Domestic Security and the Victorian Novel

Jeff Nunokawa

In The Afterlife of Property, Jeff Nunokawa investigates the conviction passed on by the Victorian novel that a woman's love is the only fortune a man can count on to last. Taking for his example four texts, Charles Dickens's Little Dorrit and Dombey and Son, and George Eliot's Daniel Deronda and Silas Marner, Nunokawa studies the diverse ways that the Victorian novel imagines women as property removed from the uncertainties of the marketplace. Along the way, he notices how the categories of economics, gender, sexuality, race, and fiction define one another in the Victorian novel.

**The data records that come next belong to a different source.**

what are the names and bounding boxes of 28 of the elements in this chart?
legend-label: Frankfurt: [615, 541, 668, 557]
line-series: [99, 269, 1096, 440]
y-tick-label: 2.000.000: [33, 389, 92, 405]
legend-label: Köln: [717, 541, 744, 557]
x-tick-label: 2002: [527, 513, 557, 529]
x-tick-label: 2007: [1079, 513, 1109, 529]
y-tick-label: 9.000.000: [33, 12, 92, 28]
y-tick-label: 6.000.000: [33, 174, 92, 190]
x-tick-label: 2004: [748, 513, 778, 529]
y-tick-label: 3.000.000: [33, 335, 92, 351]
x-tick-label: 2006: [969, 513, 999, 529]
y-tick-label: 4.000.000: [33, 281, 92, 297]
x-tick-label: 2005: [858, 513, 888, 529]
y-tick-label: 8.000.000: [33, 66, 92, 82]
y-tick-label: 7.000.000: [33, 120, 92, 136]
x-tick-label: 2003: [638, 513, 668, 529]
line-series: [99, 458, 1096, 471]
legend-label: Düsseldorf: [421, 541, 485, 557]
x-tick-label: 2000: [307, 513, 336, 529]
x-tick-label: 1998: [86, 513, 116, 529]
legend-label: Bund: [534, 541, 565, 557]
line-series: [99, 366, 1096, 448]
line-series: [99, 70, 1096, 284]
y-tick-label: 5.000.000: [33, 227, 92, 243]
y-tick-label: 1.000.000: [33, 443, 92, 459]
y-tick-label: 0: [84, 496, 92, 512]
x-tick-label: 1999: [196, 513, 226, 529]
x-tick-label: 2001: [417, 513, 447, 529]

If the novel figures women as safe property, Nunokawa argues, the novel figures safe property as a woman. And if the novel identifies the angel of the house, the desexualized subject of Victorian fantasies of ideal womanhood, as safe property, it identifies various types of fiction, illicit sexualities, and foreign races with the enemy of such property: the commodity form. Nunokawa shows how these convergences of fiction, sexuality, and race with the commodity form are part of a scapegoat scenario, in which the otherwise ubiquitous instabilities of the marketplace can be contained and expunged, clearing the way for secure possession. The Afterlife of Property addresses literary and cultural theory, gender studies, and gay and lesbian studies.